Typical - with an external codec chip and a power amplifier, for high quality output audio and multiple input / output options.
There may be several variation between the above projects, by adding or removing features/components. Below are a couple of examples.
With several peripherals on an ESP chip, I2S or PDM or DAC interfaces can be used to implement a minimum project. With the digital microphones, we could input voice signals and build a command voice control project minimum that could communicate with a cloud service.
With two on board DACs, if 8-bit width on the output is satisfactory, we may implement another project minimum - a device to play an internet connected radio.

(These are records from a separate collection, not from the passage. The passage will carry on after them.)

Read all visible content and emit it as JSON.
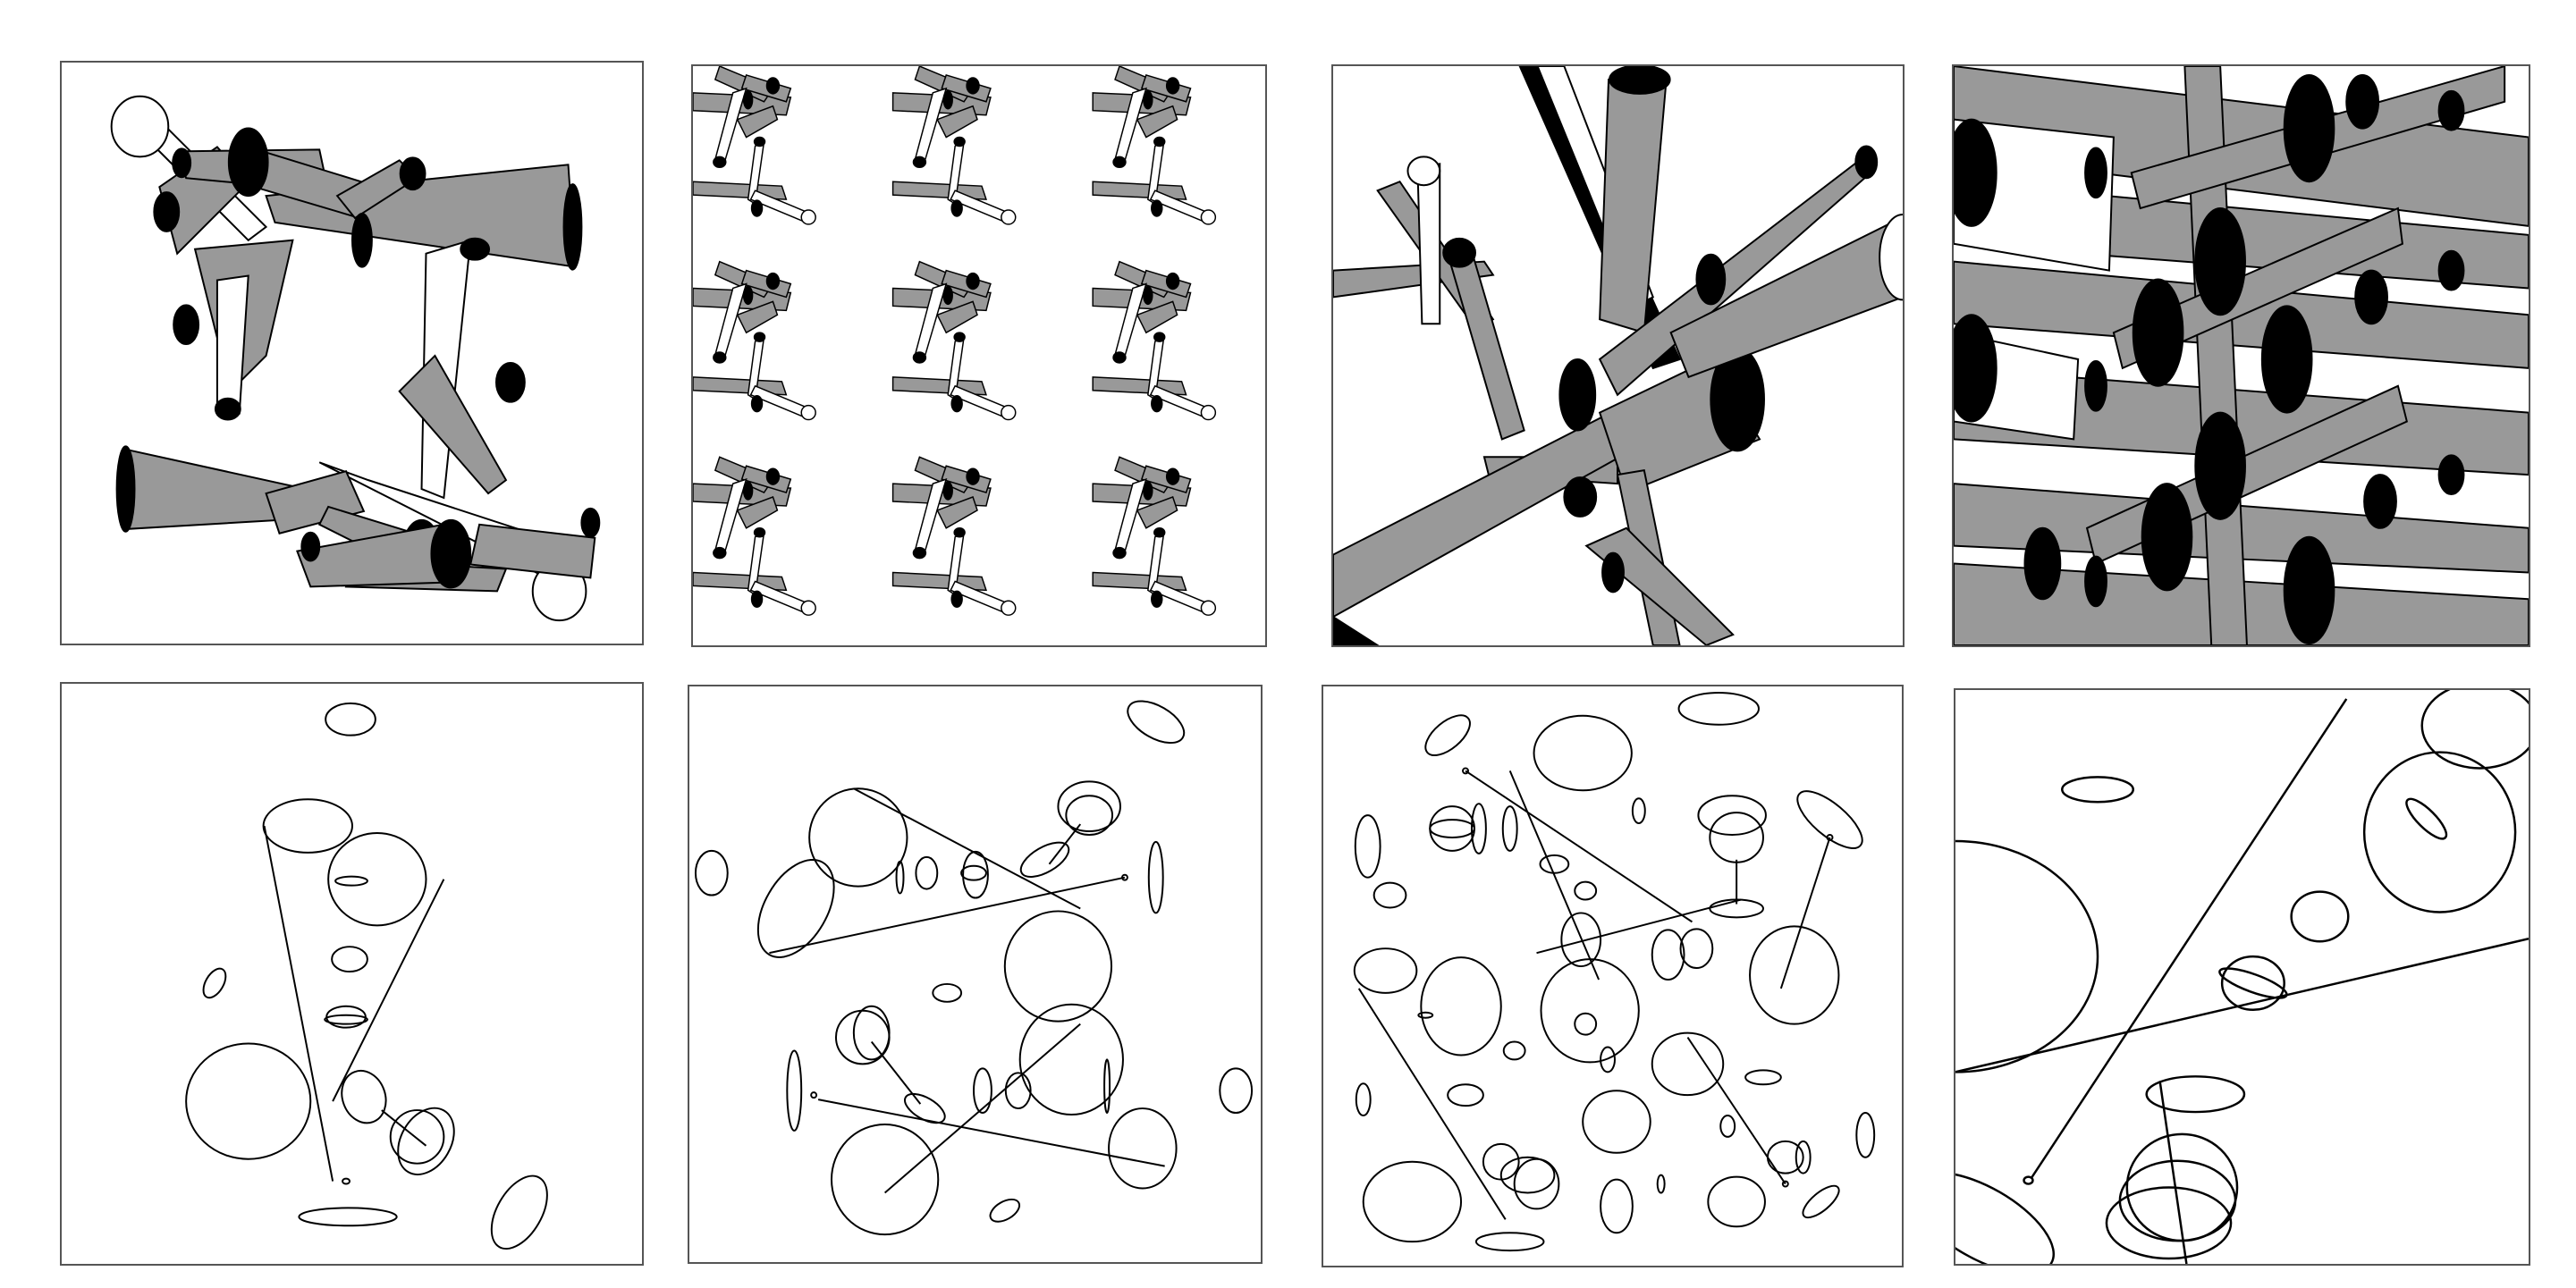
{
  "figure": {
    "panels": [
      {
        "id": "p1",
        "row": 1,
        "content": "shaded-cylinders-two-clusters"
      },
      {
        "id": "p2",
        "row": 1,
        "content": "shaded-cylinders-tiled-grid"
      },
      {
        "id": "p3",
        "row": 1,
        "content": "shaded-cylinders-closeup"
      },
      {
        "id": "p4",
        "row": 1,
        "content": "shaded-cylinders-dense-layers"
      },
      {
        "id": "p5",
        "row": 2,
        "content": "outline-ellipses-sparse"
      },
      {
        "id": "p6",
        "row": 2,
        "content": "outline-ellipses-medium"
      },
      {
        "id": "p7",
        "row": 2,
        "content": "outline-ellipses-dense"
      },
      {
        "id": "p8",
        "row": 2,
        "content": "outline-ellipses-closeup"
      }
    ],
    "colors": {
      "fill_dark": "#000000",
      "fill_grey": "#999999",
      "fill_light": "#ffffff",
      "stroke": "#000000",
      "frame": "#555555"
    }
  }
}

When looking for better audio quality and more interfacing options we would use an external I2S codec to do all the analog input and output signal processing. The codec chip, depending on type, may provide additional functionality like audio input signal preamplifier, headphone output amplifier, multiple analog input and outputs, sound effects, etc. The I2S is considered as the industry standard for interfacing with audio codec chips, or in general for a high speed, continuous transfer of the audio data. To optimize performance of audio data processing, an additional memory may be required. For such cases, please consider using ESP32-WROVER-E that provides 8 MB PSRAM on a single module together with the ESP32 chip.
The ESP-ADF is designed primarily to support projects with a codec chip. The ESP32 LyraT board is an example of such a project. The software interfacing with the board is done by Audio HAL and a driver. The codec chip used on the ESP32 LyraT is ES8388. Boards with a different codec chip may be supported by providing a different driver.